Is it possible to use the number of current replacement in String.replaceAll?

Question

Is it possible to make String.replaceAll put the number (count) of the current replacement into the replacement being made?

So that "qqq".replaceAll("(q)", "something:$1 ") would result in "1:q 2:q 3:q"?

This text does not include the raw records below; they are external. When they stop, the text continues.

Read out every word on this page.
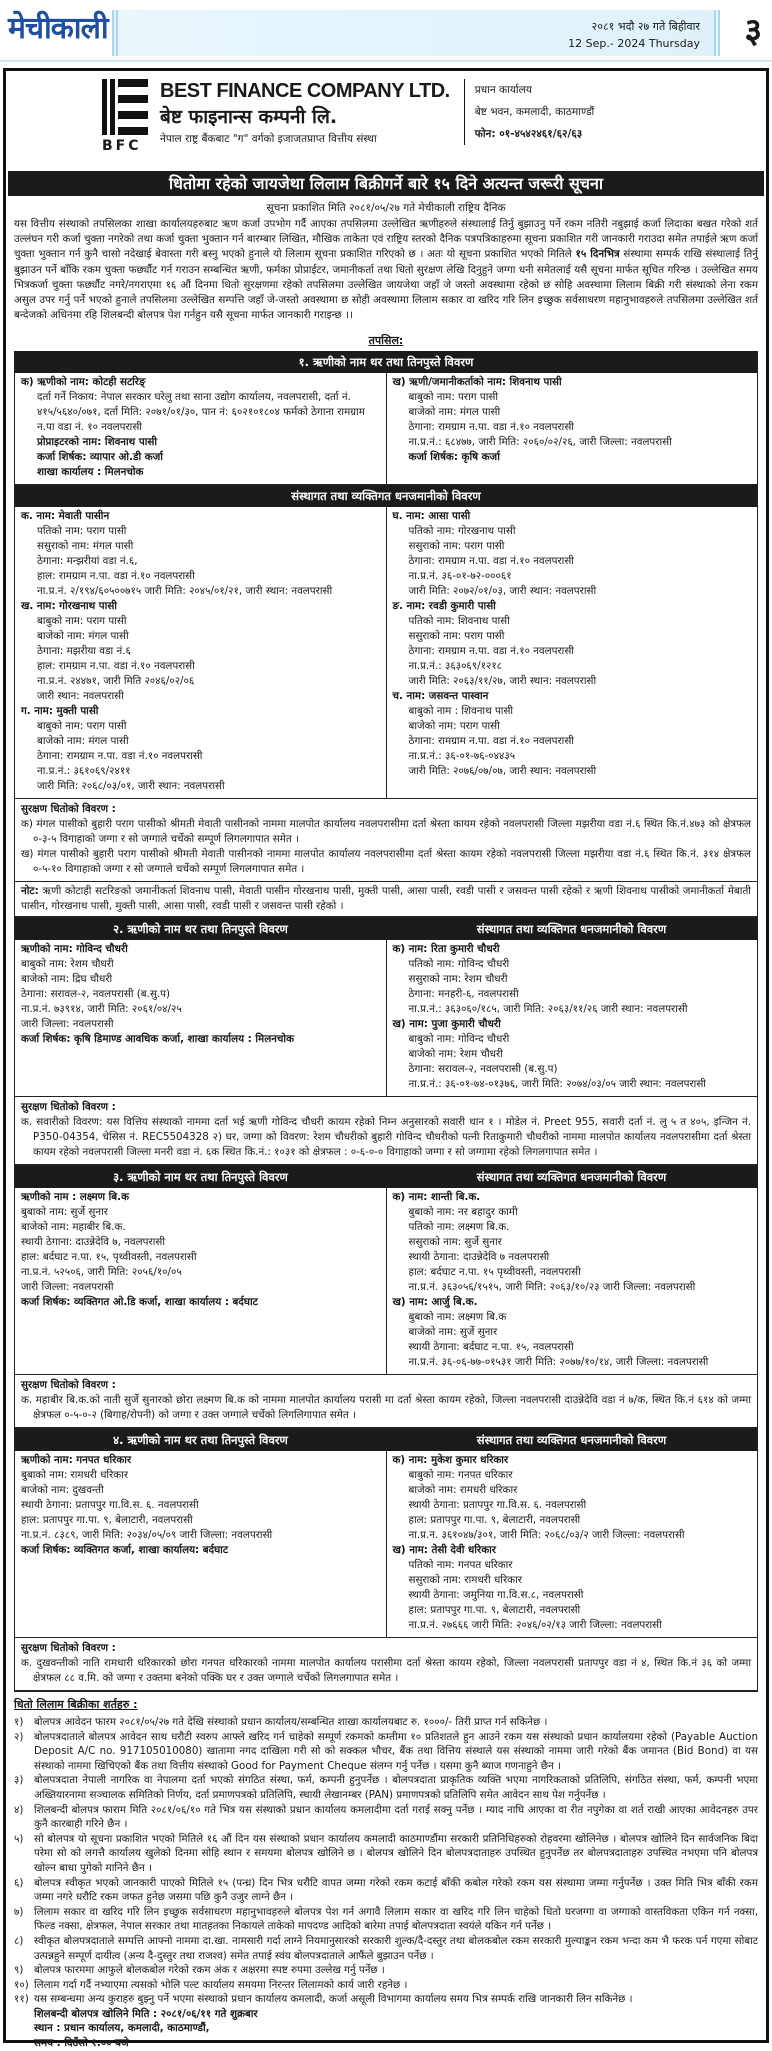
मेचीकाली	२०८१ भदौ २७ गते बिहीवार
12 Sep.- 2024 Thursday ३
BFC
BEST FINANCE COMPANY LTD.
बेष्ट फाइनान्स कम्पनी लि.
नेपाल राष्ट्र बैंकबाट "ग" वर्गको इजाजतप्राप्त वित्तीय संस्था
प्रधान कार्यालय
बेष्ट भवन, कमलादी, काठमाण्डौं
फोन: ०१-४५४२४६१/६२/६३
धितोमा रहेको जायजेथा लिलाम बिक्रीगर्ने बारे १५ दिने अत्यन्त जरूरी सूचना
सूचना प्रकाशित मिति २०८१/०५/२७ गते मेचीकाली राष्ट्रिय दैनिक
यस वित्तीय संस्थाको तपसिलका शाखा कार्यालयहरुबाट ऋण कर्जा उपभोग गर्दै आएका तपसिलमा उल्लेखित ऋणीहरुले संस्थालाई तिर्नु बुझाउनु पर्ने रकम नतिरी नबुझाई कर्जा लिदाका बखत गरेको शर्त उल्लंघन गरी कर्जा चुक्ता नगरेको तथा कर्जा चुक्ता भुक्तान गर्न बारम्बार लिखित, मौखिक ताकेता एवं राष्ट्रिय स्तरको दैनिक पत्रपत्रिकाहरुमा सूचना प्रकाशित गरी जानकारी गराउदा समेत तपाईले ऋण कर्जा चुक्ता भुक्तान गर्न कुनै चासो नदेखाई बेवास्ता गरी बस्नु भएको हुनाले यो लिलाम सूचना प्रकाशित गरिएको छ । अतः यो सूचना प्रकाशित भएको मितिले १५ दिनभित्र संस्थामा सम्पर्क राखि संस्थालाई तिर्नु बुझाउन पर्ने बाँकि रकम चुक्ता फर्छ्यौट गर्न गराउन सम्बन्धित ऋणी, फर्मका प्रोप्राईटर, जमानीकर्ता तथा धितो सुरक्षण लेखि दिनुहुने जग्गा धनी समेतलाई यसै सूचना मार्फत सूचित गरिन्छ । उल्लेखित समय भित्रकर्जा चुक्ता फर्छ्यौट नगरे/नगराएमा १६ औं दिनमा धितो सुरक्षणमा रहेको तपसिलमा उल्लेखित जायजेथा जहाँ जे जस्तो अवस्थामा रहेको छ सोहि अवस्थामा लिलाम बिक्री गरी संस्थाको लेना रकम असुल उपर गर्नु पर्ने भएको हुनाले तपसिलमा उल्लेखित सम्पत्ति जहाँ जे-जस्तो अवस्थामा छ सोही अवस्थामा लिलाम सकार वा खरिद गरि लिन इच्छुक सर्वसाधरण महानुभावहरुले तपसिलमा उल्लेखित शर्त बन्देजको अधिनमा रहि शिलबन्दी बोलपत्र पेश गर्नहुन यसै सूचना मार्फत जानकारी गराइन्छ ।।
तपसिल:
१. ऋणीको नाम थर तथा तिनपुस्ते विवरण
क) ऋणीको नाम: कोटही सटरिङ्
दर्ता गर्ने निकाय: नेपाल सरकार घरेलु तथा साना उद्योग कार्यालय, नवलपरासी, दर्ता नं. ४१५/५६४०/०७१, दर्ता मिति: २०७१/०१/३०, पान नं: ६०२१०१८०४ फर्मको ठेगाना रामग्राम न.पा वडा नं. १० नवलपरासी
प्रोप्राइटरको नाम: शिवनाथ पासी
कर्जा शिर्षक: व्यापार ओ.डी कर्जा
शाखा कार्यालय : मिलनचोक
ख) ऋणी/जमानीकर्ताको नाम: शिवनाथ पासी
बाबुको नाम: पराग पासी
बाजेको नाम: मंगल पासी
ठेगाना: रामग्राम न.पा. वडा नं.१० नवलपरासी
ना.प्र.नं.: ६८४७७, जारी मिति: २०६०/०२/२६, जारी जिल्ला: नवलपरासी
कर्जा शिर्षक: कृषि कर्जा
संस्थागत तथा व्यक्तिगत धनजमानीको विवरण
क. नाम: मेवाती पासीन
पतिको नाम: पराग पासी
ससुराको नाम: मंगल पासी
ठेगाना: मन्झरीयां वडा नं.६,
हाल: रामग्राम न.पा. वडा नं.१० नवलपरासी
ना.प्र.नं. २/१९४/६०५००७१५ जारी मिति: २०४५/०१/२१, जारी स्थान: नवलपरासी
ख. नाम: गोरखनाथ पासी
बाबुको नाम: पराग पासी
बाजेको नाम: मंगल पासी
ठेगाना: मझरीया वडा नं.६
हाल: रामग्राम न.पा. वडा नं.१० नवलपरासी
ना.प्र.नं. २४४७१, जारी मिति २०४६/०२/०६
जारी स्थान: नवलपरासी
ग. नाम: मुक्ती पासी
बाबुको नाम: पराग पासी
बाजेको नाम: मंगल पासी
ठेगाना: रामग्राम न.पा. वडा नं.१० नवलपरासी
ना.प्र.नं.: ३६१०६९/२४११
जारी मिति: २०६८/०३/०१, जारी स्थान: नवलपरासी
घ. नाम: आसा पासी
पतिको नाम: गोरखनाथ पासी
ससुराको नाम: पराग पासी
ठेगाना: रामग्राम न.पा. वडा नं.१० नवलपरासी
ना.प्र.नं. ३६-०१-७२-०००६१
जारी मिति: २०७२/०१/०३, जारी स्थान: नवलपरासी
ङ. नाम: रवडी कुमारी पासी
पतिको नाम: शिवनाथ पासी
ससुराको नाम: पराग पासी
ठेगाना: रामग्राम न.पा. वडा नं.१० नवलपरासी
ना.प्र.नं.: ३६३०६९/१२१८
जारी मिति: २०६३/११/२७, जारी स्थान: नवलपरासी
च. नाम: जसवन्त पास्वान
बाबुको नाम : शिवनाथ पासी
बाजेको नाम: पराग पासी
ठेगाना: रामग्राम न.पा. वडा नं.१० नवलपरासी
ना.प्र.नं.: ३६-०१-७६-०४४३५
जारी मिति: २०७६/०७/०७, जारी स्थान: नवलपरासी
सुरक्षण धितोको विवरण :
क) मंगल पासीको बुहारी पराग पासीको श्रीमती मेवाती पासीनको नाममा मालपोत कार्यालय नवलपरासीमा दर्ता श्रेस्ता कायम रहेको नवलपरासी जिल्ला मझरीया वडा नं.६ स्थित कि.नं.४७३ को क्षेत्रफल ०-३-५ विगाहाको जग्गा र सो जग्गाले चर्चेको सम्पूर्ण लिगलगापात समेत ।
ख) मंगल पासीको बुहारी पराग पासीको श्रीमती मेवाती पासीनको नाममा मालपोत कार्यालय नवलपरासीमा दर्ता श्रेस्ता कायम रहेको नवलपरासी जिल्ला मझरीया वडा नं.६ स्थित कि.नं. ३१४ क्षेत्रफल ०-५-१० विगाहाको जग्गा र सो जग्गाले चर्चेको सम्पूर्ण लिगलगापात समेत ।
नोट: ऋणी कोटाही सटरिङको जमानीकर्ता शिवनाथ पासी, मेवाती पासीन गोरखनाथ पासी, मुक्ती पासी, आसा पासी, रवडी पासी र जसवन्त पासी रहेको र ऋणी शिवनाथ पासीको जमानीकर्ता मेबाती पासीन, गोरखनाथ पासी, मुक्ती पासी, आसा पासी, रवडी पासी र जसवन्त पासी रहेको ।
२. ऋणीको नाम थर तथा तिनपुस्ते विवरण	संस्थागत तथा व्यक्तिगत धनजमानीको विवरण
ऋणीको नाम: गोविन्द चौधरी
बाबुको नाम: रेशम चौधरी
बाजेको नाम: द्रिघ चौधरी
ठेगाना: सरावल-२, नवलपरासी (ब.सु.प)
ना.प्र.नं. ७३९१४, जारी मिति: २०६१/०४/२५
जारी जिल्ला: नवलपरासी
कर्जा शिर्षक: कृषि डिमाण्ड आवधिक कर्जा, शाखा कार्यालय : मिलनचोक
क) नाम: रिता कुमारी चौधरी
पतिको नाम: गोविन्द चौधरी
ससुराको नाम: रेशम चौधरी
ठेगाना: मनहरी-६, नवलपरासी
ना.प्र.नं.: ३६३०६०/१८५, जारी मिति: २०६३/११/२६ जारी स्थान: नवलपरासी
ख) नाम: पुजा कुमारी चौधरी
बाबुको नाम: गोविन्द चौधरी
बाजेको नाम: रेशम चौधरी
ठेगाना: सरावल-२, नवलपरासी (ब.सु.प)
ना.प्र.नं.: ३६-०१-७४-०१३७६, जारी मिति: २०७४/०३/०५ जारी स्थान: नवलपरासी
सुरक्षण धितोको विवरण :
क. सवारीको विवरण: यस वित्तिय संस्थाको नाममा दर्ता भई ऋणी गोविन्द चौधरी कायम रहेको निम्न अनुसारको सवारी थान १ । मोडेल नं. Preet 955, सवारी दर्ता नं. लु ५ त ४०५, इन्जिन नं. P350-04354, चेसिस नं. REC5504328 २) घर, जग्गा को विवरण: रेशम चौधरीको बुहारी गोविन्द चौधरीको पत्नी रिताकुमारी चौधरीको नाममा मालपोत कार्यालय नवलपरासीमा दर्ता श्रेस्ता कायम रहेको नवलपरासी जिल्ला मनरी वडा नं. ६क स्थित कि.नं.: १०३१ को क्षेत्रफल : ०-६-०-० विगाहाको जग्गा र सो जग्गामा रहेको लिगलगापात समेत ।
३. ऋणीको नाम थर तथा तिनपुस्ते विवरण	संस्थागत तथा व्यक्तिगत धनजमानीको विवरण
ऋणीको नाम : लक्ष्मण बि.क
बुबाको नाम: सुर्जे सुनार
बाजेको नाम: महाबीर बि.क.
स्थायी ठेगाना: दाउन्नेदेवि ७, नवलपरासी
हाल: बर्दघाट न.पा. १५, पृथ्वीवस्ती, नवलपरासी
ना.प्र.नं. ५२५०६, जारी मिति: २०५६/१०/०५
जारी जिल्ला: नवलपरासी
कर्जा शिर्षक: व्यक्तिगत ओ.डि कर्जा, शाखा कार्यालय : बर्दघाट
क) नाम: शान्ती बि.क.
बुबाको नाम: नर बहादुर कामी
पतिको नाम: लक्ष्मण बि.क.
ससुराको नाम: सुर्जे सुनार
स्थायी ठेगाना: दाउन्नेदेवि ७ नवलपरासी
हाल: बर्दघाट न.पा. १५ पृथ्वीवस्ती, नवलपरासी
ना.प्र.नं. ३६३०५६/१५१५, जारी मिति: २०६३/१०/२३ जारी जिल्ला: नवलपरासी
ख) नाम: आर्जु बि.क.
बुबाको नाम: लक्ष्मण बि.क
बाजेको नाम: सुर्जे सुनार
स्थायी ठेगाना: बर्दघाट न.पा. १५, नवलपरासी
ना.प्र.नं. ३६-०६-७७-०१५३१ जारी मिति: २०७७/१०/१४, जारी जिल्ला: नवलपरासी
सुरक्षण धितोको विवरण :
क. महाबीर बि.क.को नाती सुर्जे सुनारको छोरा लक्ष्मण बि.क को नाममा मालपोत कार्यालय परासी मा दर्ता श्रेस्ता कायम रहेको, जिल्ला नवलपरासी दाउन्नेदेवि वडा नं ७/क, स्थित कि.नं ६१४ को जम्मा क्षेत्रफल ०-५-०-२ (बिगाह/रोपनी) को जग्गा र उक्त जग्गाले चर्चेको लिगलिगापात समेत ।
४. ऋणीको नाम थर तथा तिनपुस्ते विवरण	संस्थागत तथा व्यक्तिगत धनजमानीको विवरण
ऋणीको नाम: गनपत धरिकार
बुबाको नाम: रामधरी धरिकार
बाजेको नाम: दुखवन्ती
स्थायी ठेगाना: प्रतापपुर गा.वि.स. ६. नवलपरासी
हाल: प्रतापपुर गा.पा. ९, बेलाटारी, नवलपरासी
ना.प्र.नं. ८३८९, जारी मिति: २०३४/०५/०९ जारी जिल्ला: नवलपरासी
कर्जा शिर्षक: व्यक्तिगत कर्जा, शाखा कार्यालय: बर्दघाट
क) नाम: मुकेश कुमार धरिकार
बाबुको नाम: गनपत धरिकार
बाजेको नाम: रामधरी धरिकार
स्थायी ठेगाना: प्रतापपुर गा.वि.स. ६. नवलपरासी
हाल: प्रतापपुर गा.पा. ९, बेलाटारी, नवलपरासी
ना.प्र.न. ३६१०४७/३०१, जारी मिति: २०६८/०३/२ जारी जिल्ला: नवलपरासी
ख) नाम: तेसी देवी धरिकार
पतिको नाम: गनपत धरिकार
ससुराको नाम: रामधरी धरिकार
स्थायी ठेगाना: जमुनिया गा.वि.स.८, नवलपरासी
हाल: प्रतापपुर गा.पा. ९, बेलाटारी, नवलपरासी
ना.प्र.नं. २७६६६ जारी मिति: २०४६/०२/१३ जारी जिल्ला: नवलपरासी
सुरक्षण धितोको विवरण :
क. दुखवन्तीको नाति रामधारी धरिकारको छोरा गनपत धरिकारको नाममा मालपोत कार्यालय परासीमा दर्ता श्रेस्ता कायम रहेको, जिल्ला नवलपरासी प्रतापपुर वडा नं ४, स्थित कि.नं ३६ को जम्मा क्षेत्रफल ८८ व.मि. को जग्गा र उक्तमा बनेको पक्कि घर र उक्त जग्गाले चर्चेको लिगलगापात समेत ।
धितो लिलाम बिक्रीका शर्तहरु :
१)	बोलपत्र आवेदन फारम २०८१/०५/२७ गते देखि संस्थाको प्रधान कार्यालय/सम्बन्धित शाखा कार्यालयबाट रु. १०००/- तिरी प्राप्त गर्न सकिनेछ ।
२)	बोलपत्रदाताले बोलपत्र आवेदन साथ धरौटी स्वरुप आफ्ले खरिद गर्न चाहेको सम्पूर्ण रकमको कम्तीमा १० प्रतिशतले हुन आउने रकम यस संस्थाको प्रधान कार्यालयमा रहेको (Payable Auction Deposit A/C no. 917105010080) खातामा नगद दाखिला गरी सो को सक्कल भौचर, बैंक तथा वित्तिय संस्थाले यस संस्थाको नाममा जारी गरेको बैंक जमानत (Bid Bond) वा यस संस्थाको नाममा खिचिएको बैंक तथा वित्तीय संस्थाको Good for Payment Cheque संलग्न गर्नु पर्नेछ । यसमा कुनै ब्याज गणनाहुने छैन ।
३)	बोलपत्रदाता नेपाली नागरिक वा नेपालमा दर्ता भएको संगठित संस्था, फर्म, कम्पनी हुनुपर्नेछ । बोलपत्रदाता प्राकृतिक व्यक्ति भएमा नागरिकताको प्रतिलिपि, संगठित संस्था, फर्म, कम्पनी भएमा अख्तियारनामा सञ्चालक समितिको निर्णय, दर्ता प्रमाणपत्रको प्रतिलिपि, स्थायी लेखानम्बर (PAN) प्रमाणपत्रको प्रतिलिपि समेत आवेदन साथ पेश गर्नुपर्नेछ ।
४)	शिलबन्दी बोलपत्र फाराम मिति २०८१/०६/१० गते भित्र यस संस्थाको प्रधान कार्यालय कमलादीमा दर्ता गराई सक्नु पर्नेछ । म्याद नाघि आएका वा रीत नपुगेका वा शर्त राखी आएका आवेदनहरु उपर कुनै कारबाही गरिने छैन ।
५)	सो बोलपत्र यो सूचना प्रकाशित भएको मितिले १६ औं दिन यस संस्थाको प्रधान कार्यालय कमलादी काठमाण्डौंमा सरकारी प्रतिनिधिहरुको रोहवरमा खोलिनेछ । बोलपत्र खोलिने दिन सार्वजनिक बिदा परेमा सो को लगत्तै कार्यालय खुलेको दिनमा सोहि स्थान र समयमा बोलपत्र खोलिने छ । बोलपत्र खोलिने दिन बोलपत्रदाताहरु उपस्थित हुनुपर्नेछ तर बोलपत्रदाताहरु उपस्थित नभएमा पनि बोलपत्र खोल्न बाधा पुगेको मानिने छैन ।
६)	बोलपत्र स्वीकृत भएको जानकारी पाएको मितिले १५ (पन्ध्र) दिन भित्र धरौटि वापत जम्मा गरेको रकम कटाई बाँकी कबोल गरेको रकम यस संस्थामा जम्मा गर्नुपर्नेछ । उक्त मिति भित्र बाँकी रकम जम्मा नगरे धरौटि रकम जफत हुनेछ जसमा पछि कुनै उजुर लाग्ने छैन ।
७)	लिलाम सकार वा खरिद गरि लिन इच्छुक सर्वसाधरण महानुभावहरुले बोलपत्र पेश गर्न अगावै लिलाम सकार वा खरिद गरि लिन चाहेको धितो घरजग्गा वा जग्गाको वास्तविकता एकिन गर्न नक्सा, फिल्ड नक्सा, क्षेत्रफल, नेपाल सरकार तथा मातहतका निकायले ताकेको मापदण्ड आदिको बारेमा तपाई बोलपत्रदाता स्वयंले यकिन गर्न पर्नेछ ।
८)	स्वीकृत बोलपत्रदाताले सम्पत्ति आफ्नो नाममा दा.खा. नामसारी गर्दा लाग्ने नियमानुसारको सरकारी शुल्क/दै-दस्तुर तथा बोलकबोल रकम सरकारी मुल्याङ्कन रकम भन्दा कम भै फरक पर्न गएमा सोबाट उत्पन्नहुने सम्पूर्ण दायीत्व (अन्य दै-दुस्तुर तथा राजश्व) समेत तपाई स्वंय बोलपत्रदाताले आफैंले बुझाउन पर्नेछ ।
९)	बोलपत्र फारममा आफुले बोलकबोल गरेको रकम अंक र अक्षरमा स्पष्ट रुपमा उल्लेख गर्नु पर्नेछ ।
१०) लिलाम गर्दा गर्दै नभ्याएमा त्यसको भोलि पल्ट कार्यालय समयमा निरन्तर लिलामको कार्य जारी रहनेछ ।
११) यस सम्बन्धमा अन्य कुराहरु बुझ्नु पर्ने भएमा संस्थाको प्रधान कार्यालय कमलादी, कर्जा असूली विभागमा कार्यालय समय भित्र सम्पर्क राखि जानकारी लिन सकिनेछ ।
शिलबन्दी बोलपत्र खोलिने मिति : २०८१/०६/११ गते शुक्रबार
स्थान : प्रधान कार्यालय, कमलादी, काठमाण्डौं,
समय : दिउँसो १:०० बजे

Is there anything that I can replace something in the code above with, to make it resolve into the current substitution count?

Answer 1

For this you have to create your own replaceAll() method.

This helps you:

public class StartTheClass 
{       
public static void main(String[] args) 
{       
    String string="wwwwww";
    System.out.println("Replaced As: \n"+replaceCharector(string, "ali:", 'w'));    
}

public static String replaceCharector(String original, String replacedWith, char toReplaceChar)
{
    int count=0;
    String str = "";
    for(int i =0; i < original.length(); i++)
    {
        
        if(original.charAt(i) == toReplaceChar)
        {
            str += replacedWith+(count++)+" ";//here add the 'count' value and some space;
        }
        else
        {
            str += original.charAt(i);
        }
        
    }
    return str;
}   
}

The output I got is:

Replaced As:

ali:0 ali:1 ali:2 ali:3 ali:4 ali:5

Answer 2

Here is one way of doing this:

StringBuffer resultString = new StringBuffer();
String subjectString = new String("qqqq");
Pattern regex = Pattern.compile("q");
Matcher regexMatcher = regex.matcher(subjectString);
int i = 1;
while (regexMatcher.find()) {
   regexMatcher.appendReplacement(resultString, i+":"+regexMatcher.group(1)+" ");
   i++;
}
regexMatcher.appendTail(resultString);
System.out.println(resultString);

See it

Answer 3

No, not with the replaceAll method. The only backreference is \n where n is the n'th capturing group matched.